Regionalisierung: Kontrollverlust vermeiden

Viele international aktive Unternehmen erwägen derzeit, ihre Produktion und die vorgelagerten Lieferketten für bestimmte Märkte stärker zu regionalisieren und ihre Standorte in den Weltregionen voneinander unabhängiger zu machen. Das Ziel ist, die Lieferketten durch die Vertiefung der regionalen Wertschöpfung sicherer zu machen und den regionalen Kundenbedürfnissen durch regional hergestellte Produkte besser gerecht zu werden. Ein Grund für die Dezentralisierung liegt auch darin, dass die Gesetze und Regulatorien in den verschiedenen Ländern auseinanderdriften und eine zentrale Produktion und Belieferung des Weltmarktes dadurch immer schwieriger wird. Die negativen Erfahrungen während der Pandemie verstärkt diesen Trend noch mehr.

Wichtig ist, dass bei der Dezentralisierung zwischen Linienfunktionen und spezifischen Stabsaufgaben unterschieden wird. Die Beschaffung, die Fertigung und der Vertrieb können in den meisten Fällen problemlos regionalisiert werden, ebenso die Produktentwicklung zur lokalen Anpassung der Produkte, das Marketing und das Kundenmanagement (CRM). Nicht regionalisiert werden dagegen Stabsfunktionen, die eine spezifische fachliche Kompetenz und Vertrauen gegenüber den regionalen Entscheidern und Akteuren erfordern. Dazu gehören nicht nur die Konzernstrategie und das Controlling, sondern auch die sensiblen Bereiche Forschung, Intellectual Property, Informationstechnologie und Compliance. Diese spezifischen Stabsfunktionen sind für global agierende Unternehmen systemrelevant und bleiben deshalb unter der Kontrolle der Zentrale. Ihre Regionalisierung würde das Risiko von Fehlentwicklungen aufgrund von Kontrollverlust massiv erhöhen.

Die Steuerung und Kontrolle der regionalen Einheiten erfolgen wesentlich über Daten.

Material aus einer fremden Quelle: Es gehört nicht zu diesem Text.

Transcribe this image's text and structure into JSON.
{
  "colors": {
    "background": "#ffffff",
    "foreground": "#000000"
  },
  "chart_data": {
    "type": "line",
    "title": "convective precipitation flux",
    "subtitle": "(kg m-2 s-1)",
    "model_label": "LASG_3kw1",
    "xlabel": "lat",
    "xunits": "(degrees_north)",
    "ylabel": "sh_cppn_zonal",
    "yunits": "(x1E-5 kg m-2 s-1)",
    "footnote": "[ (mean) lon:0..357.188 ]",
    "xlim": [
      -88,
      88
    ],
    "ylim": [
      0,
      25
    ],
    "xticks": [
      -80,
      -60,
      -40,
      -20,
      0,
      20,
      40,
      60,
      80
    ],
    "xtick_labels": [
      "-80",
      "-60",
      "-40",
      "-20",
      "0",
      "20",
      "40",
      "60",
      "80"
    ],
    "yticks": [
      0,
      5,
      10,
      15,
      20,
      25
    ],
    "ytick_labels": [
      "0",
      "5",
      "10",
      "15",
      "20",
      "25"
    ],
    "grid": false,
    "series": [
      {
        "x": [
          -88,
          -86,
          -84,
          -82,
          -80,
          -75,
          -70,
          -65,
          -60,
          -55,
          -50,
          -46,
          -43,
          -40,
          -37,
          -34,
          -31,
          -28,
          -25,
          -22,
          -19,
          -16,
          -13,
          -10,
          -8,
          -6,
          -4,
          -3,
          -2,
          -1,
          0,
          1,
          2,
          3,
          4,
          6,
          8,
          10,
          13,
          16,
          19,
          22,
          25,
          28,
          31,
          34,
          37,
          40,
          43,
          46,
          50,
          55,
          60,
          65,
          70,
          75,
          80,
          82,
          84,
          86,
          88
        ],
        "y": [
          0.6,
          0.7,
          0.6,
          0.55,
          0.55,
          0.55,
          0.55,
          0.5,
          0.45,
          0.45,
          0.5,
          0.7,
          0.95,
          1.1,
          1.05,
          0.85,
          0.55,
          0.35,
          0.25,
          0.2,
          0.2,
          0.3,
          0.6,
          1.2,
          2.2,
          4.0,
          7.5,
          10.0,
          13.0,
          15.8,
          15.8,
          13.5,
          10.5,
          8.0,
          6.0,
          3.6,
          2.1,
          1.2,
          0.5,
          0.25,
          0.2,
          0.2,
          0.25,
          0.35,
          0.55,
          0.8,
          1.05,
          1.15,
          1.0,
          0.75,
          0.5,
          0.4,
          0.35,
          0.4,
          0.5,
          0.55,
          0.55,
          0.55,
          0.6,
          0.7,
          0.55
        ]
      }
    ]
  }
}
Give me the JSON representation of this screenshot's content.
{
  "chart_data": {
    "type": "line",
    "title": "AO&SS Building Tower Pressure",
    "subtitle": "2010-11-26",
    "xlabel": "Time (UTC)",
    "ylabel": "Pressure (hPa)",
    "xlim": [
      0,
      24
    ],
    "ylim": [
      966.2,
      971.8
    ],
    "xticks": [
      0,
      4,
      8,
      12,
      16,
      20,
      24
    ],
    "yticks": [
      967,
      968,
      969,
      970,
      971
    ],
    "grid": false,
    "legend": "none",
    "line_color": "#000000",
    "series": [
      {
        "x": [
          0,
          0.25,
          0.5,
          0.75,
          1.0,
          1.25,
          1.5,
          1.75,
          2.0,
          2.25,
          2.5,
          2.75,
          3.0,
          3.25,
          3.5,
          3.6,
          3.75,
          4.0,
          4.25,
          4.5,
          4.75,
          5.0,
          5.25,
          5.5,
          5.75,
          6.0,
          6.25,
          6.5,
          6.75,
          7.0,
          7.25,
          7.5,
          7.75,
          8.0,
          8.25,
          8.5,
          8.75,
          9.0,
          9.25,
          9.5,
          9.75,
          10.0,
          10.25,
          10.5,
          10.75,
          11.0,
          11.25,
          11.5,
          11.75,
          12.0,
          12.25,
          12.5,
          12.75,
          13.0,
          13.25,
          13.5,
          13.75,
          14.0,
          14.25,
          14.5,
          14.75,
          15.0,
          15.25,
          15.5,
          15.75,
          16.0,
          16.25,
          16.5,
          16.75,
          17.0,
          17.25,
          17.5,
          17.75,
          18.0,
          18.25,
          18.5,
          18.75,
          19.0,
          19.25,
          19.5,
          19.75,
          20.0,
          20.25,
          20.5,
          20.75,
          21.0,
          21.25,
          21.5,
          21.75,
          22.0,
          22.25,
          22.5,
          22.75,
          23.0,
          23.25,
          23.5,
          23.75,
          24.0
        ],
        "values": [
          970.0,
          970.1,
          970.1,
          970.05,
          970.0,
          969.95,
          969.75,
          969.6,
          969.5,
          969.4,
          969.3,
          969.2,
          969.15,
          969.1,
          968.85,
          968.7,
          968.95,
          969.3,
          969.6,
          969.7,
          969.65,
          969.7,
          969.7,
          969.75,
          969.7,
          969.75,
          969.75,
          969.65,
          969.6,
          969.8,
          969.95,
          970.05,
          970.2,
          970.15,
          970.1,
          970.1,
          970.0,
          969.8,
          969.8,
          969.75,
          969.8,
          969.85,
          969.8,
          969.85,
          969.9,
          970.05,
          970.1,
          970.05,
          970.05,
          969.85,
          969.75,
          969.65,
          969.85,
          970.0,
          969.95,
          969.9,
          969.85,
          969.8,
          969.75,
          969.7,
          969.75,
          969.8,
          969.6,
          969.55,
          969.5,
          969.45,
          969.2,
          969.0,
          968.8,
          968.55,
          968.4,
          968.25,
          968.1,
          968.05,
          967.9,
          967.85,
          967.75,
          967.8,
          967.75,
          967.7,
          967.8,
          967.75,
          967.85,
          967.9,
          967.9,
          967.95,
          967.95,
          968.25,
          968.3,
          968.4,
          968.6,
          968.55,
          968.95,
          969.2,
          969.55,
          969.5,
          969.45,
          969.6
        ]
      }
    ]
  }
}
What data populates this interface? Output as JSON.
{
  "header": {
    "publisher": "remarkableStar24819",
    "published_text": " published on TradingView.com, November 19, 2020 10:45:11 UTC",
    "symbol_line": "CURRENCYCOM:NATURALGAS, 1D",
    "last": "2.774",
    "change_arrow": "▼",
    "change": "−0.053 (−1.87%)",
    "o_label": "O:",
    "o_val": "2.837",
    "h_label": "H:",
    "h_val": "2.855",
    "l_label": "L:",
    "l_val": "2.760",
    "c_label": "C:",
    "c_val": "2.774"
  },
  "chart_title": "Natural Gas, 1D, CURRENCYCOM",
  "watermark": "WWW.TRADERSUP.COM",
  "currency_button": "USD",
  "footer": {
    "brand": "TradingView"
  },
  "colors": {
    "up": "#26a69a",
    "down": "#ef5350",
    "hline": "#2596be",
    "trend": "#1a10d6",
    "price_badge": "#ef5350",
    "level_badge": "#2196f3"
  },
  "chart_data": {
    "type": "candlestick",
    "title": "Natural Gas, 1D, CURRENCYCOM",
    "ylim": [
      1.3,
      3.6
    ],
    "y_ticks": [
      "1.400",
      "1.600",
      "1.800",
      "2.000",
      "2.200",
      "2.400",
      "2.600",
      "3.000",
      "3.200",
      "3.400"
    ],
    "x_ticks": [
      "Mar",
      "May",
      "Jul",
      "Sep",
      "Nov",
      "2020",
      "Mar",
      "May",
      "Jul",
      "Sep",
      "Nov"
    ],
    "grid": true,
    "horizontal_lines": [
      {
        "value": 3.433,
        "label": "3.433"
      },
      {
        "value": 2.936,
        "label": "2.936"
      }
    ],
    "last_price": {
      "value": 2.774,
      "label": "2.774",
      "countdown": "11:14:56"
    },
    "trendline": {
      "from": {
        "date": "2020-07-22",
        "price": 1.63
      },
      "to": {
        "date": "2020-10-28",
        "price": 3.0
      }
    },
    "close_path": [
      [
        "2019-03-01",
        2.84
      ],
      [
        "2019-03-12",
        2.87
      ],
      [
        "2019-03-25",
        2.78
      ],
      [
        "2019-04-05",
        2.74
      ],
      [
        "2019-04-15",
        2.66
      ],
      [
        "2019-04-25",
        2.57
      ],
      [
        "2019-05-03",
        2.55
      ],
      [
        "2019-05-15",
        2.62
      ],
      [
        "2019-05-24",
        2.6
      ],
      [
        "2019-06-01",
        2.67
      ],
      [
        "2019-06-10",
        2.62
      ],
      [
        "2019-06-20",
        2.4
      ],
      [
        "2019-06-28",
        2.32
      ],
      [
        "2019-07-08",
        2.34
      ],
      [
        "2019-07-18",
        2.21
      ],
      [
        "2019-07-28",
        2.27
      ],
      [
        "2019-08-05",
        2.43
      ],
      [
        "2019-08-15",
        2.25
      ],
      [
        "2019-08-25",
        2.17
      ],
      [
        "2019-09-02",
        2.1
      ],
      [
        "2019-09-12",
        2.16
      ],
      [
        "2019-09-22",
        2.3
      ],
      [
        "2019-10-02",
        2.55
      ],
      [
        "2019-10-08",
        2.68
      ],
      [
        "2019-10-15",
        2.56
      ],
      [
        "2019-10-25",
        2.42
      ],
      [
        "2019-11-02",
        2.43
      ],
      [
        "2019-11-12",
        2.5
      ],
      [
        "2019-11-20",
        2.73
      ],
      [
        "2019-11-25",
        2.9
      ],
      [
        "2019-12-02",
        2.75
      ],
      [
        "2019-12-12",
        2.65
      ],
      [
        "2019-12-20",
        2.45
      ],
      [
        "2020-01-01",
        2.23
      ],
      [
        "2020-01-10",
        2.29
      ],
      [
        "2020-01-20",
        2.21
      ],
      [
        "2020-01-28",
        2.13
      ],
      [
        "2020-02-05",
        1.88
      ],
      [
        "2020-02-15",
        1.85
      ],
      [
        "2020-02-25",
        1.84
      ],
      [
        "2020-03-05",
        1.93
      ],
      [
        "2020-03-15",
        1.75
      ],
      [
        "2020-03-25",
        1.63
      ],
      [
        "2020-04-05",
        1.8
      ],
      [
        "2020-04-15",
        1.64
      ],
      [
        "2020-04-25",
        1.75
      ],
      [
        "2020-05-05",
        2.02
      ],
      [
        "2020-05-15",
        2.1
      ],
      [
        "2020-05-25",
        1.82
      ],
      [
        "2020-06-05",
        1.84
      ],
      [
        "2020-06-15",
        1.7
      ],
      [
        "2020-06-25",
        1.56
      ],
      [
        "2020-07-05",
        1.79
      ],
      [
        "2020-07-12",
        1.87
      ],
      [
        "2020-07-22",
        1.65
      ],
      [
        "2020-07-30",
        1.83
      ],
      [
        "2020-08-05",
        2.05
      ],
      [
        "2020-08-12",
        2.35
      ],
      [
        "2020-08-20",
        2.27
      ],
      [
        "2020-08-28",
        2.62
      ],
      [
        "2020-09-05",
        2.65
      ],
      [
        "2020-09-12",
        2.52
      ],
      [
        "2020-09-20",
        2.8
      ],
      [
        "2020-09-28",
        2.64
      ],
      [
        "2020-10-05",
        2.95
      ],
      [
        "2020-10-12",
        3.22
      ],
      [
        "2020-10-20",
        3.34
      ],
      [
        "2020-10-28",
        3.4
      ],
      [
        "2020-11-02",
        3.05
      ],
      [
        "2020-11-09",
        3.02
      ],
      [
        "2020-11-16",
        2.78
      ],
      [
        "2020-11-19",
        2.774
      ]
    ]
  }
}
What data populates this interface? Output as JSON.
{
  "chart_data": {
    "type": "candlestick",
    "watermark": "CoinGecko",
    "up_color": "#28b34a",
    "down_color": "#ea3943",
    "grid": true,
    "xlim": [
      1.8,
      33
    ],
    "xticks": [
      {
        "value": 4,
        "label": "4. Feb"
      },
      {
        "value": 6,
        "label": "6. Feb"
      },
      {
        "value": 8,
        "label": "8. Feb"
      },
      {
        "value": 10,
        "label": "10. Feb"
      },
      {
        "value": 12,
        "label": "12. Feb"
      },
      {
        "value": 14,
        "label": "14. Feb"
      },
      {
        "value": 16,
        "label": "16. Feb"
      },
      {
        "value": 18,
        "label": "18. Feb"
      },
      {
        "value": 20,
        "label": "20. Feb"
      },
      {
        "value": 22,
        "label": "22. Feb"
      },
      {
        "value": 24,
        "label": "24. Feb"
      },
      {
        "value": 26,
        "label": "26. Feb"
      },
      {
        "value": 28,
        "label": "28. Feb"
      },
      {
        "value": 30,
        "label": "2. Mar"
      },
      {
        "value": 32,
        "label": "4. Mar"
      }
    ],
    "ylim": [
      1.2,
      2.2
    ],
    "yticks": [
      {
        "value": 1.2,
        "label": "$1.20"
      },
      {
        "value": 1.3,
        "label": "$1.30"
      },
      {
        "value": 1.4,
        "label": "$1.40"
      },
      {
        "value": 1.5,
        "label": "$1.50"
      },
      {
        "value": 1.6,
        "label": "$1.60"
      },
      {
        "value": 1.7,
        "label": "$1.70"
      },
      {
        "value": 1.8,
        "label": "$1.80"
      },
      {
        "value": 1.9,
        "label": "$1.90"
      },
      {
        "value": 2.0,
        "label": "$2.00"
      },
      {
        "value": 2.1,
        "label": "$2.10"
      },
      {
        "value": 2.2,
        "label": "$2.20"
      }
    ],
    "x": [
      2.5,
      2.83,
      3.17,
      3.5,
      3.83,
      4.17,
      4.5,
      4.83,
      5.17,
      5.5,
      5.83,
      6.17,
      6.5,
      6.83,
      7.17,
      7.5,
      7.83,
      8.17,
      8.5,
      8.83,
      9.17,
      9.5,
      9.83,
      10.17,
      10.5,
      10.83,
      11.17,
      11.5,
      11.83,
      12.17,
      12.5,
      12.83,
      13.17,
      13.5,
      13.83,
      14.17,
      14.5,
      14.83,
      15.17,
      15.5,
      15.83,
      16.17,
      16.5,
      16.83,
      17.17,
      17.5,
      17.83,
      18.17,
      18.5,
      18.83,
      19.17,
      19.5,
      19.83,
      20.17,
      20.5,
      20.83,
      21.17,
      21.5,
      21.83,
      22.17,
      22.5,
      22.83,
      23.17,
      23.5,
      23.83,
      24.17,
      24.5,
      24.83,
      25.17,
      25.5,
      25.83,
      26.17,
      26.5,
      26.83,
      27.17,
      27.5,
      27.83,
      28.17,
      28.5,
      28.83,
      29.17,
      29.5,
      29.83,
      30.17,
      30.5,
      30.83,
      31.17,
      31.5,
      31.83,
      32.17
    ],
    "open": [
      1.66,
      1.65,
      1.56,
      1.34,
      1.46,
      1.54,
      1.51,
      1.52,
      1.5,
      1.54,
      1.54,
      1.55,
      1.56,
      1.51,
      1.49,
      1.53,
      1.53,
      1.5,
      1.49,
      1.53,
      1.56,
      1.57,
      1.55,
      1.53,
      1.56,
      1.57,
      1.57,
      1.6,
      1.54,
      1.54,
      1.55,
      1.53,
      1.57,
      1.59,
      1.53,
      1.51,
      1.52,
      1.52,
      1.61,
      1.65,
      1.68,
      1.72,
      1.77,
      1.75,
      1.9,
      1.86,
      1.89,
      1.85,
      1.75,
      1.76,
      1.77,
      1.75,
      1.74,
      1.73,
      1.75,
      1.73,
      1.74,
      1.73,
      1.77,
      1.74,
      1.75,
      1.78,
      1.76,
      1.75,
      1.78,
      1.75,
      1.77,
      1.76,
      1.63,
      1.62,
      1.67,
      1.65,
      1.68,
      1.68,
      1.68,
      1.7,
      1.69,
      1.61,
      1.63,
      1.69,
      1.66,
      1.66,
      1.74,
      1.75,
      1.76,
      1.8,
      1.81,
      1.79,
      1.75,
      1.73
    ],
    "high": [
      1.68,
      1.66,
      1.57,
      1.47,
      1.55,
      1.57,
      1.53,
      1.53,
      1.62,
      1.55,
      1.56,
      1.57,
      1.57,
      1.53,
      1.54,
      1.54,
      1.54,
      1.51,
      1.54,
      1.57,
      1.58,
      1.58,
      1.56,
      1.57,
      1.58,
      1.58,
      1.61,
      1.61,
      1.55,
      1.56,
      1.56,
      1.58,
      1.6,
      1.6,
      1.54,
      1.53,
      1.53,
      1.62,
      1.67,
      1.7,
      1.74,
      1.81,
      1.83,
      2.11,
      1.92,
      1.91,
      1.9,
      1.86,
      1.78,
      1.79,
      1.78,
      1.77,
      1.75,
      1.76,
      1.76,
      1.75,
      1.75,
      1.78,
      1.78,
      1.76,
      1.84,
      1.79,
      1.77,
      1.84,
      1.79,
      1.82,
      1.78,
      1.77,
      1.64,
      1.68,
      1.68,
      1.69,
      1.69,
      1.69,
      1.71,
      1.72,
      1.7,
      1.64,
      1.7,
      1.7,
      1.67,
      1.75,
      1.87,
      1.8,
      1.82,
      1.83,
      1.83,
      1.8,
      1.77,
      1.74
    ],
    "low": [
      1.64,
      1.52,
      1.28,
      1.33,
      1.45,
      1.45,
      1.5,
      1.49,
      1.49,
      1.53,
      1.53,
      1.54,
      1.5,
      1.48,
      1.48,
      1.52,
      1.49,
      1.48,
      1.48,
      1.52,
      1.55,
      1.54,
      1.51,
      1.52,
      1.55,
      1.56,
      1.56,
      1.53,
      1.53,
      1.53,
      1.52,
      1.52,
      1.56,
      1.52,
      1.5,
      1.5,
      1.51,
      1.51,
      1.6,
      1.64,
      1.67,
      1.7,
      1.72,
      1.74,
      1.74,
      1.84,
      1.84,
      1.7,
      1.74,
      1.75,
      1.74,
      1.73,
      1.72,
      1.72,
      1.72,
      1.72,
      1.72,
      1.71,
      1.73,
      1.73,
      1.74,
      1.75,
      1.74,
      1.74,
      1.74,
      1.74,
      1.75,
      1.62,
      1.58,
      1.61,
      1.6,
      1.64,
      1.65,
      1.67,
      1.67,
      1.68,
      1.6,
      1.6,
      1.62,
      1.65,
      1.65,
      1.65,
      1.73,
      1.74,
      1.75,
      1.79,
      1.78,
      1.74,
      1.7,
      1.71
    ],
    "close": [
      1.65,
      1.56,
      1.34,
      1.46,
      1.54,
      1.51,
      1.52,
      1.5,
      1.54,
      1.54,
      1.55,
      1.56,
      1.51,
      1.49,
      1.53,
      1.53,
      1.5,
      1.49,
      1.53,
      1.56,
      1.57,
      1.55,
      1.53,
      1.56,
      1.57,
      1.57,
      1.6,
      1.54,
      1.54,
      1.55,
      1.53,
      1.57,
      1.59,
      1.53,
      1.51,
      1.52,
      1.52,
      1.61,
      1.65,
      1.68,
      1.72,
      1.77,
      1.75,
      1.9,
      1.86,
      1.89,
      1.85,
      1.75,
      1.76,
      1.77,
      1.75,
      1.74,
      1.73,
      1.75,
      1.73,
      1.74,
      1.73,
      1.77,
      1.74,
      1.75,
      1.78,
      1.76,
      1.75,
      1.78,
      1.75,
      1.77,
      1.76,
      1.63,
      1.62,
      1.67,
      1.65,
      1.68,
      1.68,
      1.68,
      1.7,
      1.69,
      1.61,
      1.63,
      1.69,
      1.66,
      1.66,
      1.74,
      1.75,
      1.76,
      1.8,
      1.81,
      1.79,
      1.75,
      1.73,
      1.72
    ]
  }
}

Die derzeit größte Herausforderung im China-Geschäft ist, die mit der hybriden Unternehmensorganisation verbundenen Anforderungen an den Umgang mit Daten zu meistern. Regionalisierung erfordert immer eine Qualifizierung des grenzüberschreitenden Datenverkehrs, der durch neue chinesische Gesetze und Regulatorien eingeschränkt wird. Die Bearbeitung dieser anspruchsvollen Aufgaben bleibt in der Hand der zentralen Stäbe, die über die erforderliche Kompetenz und das Vertrauen der Unternehmensleitung verfügen.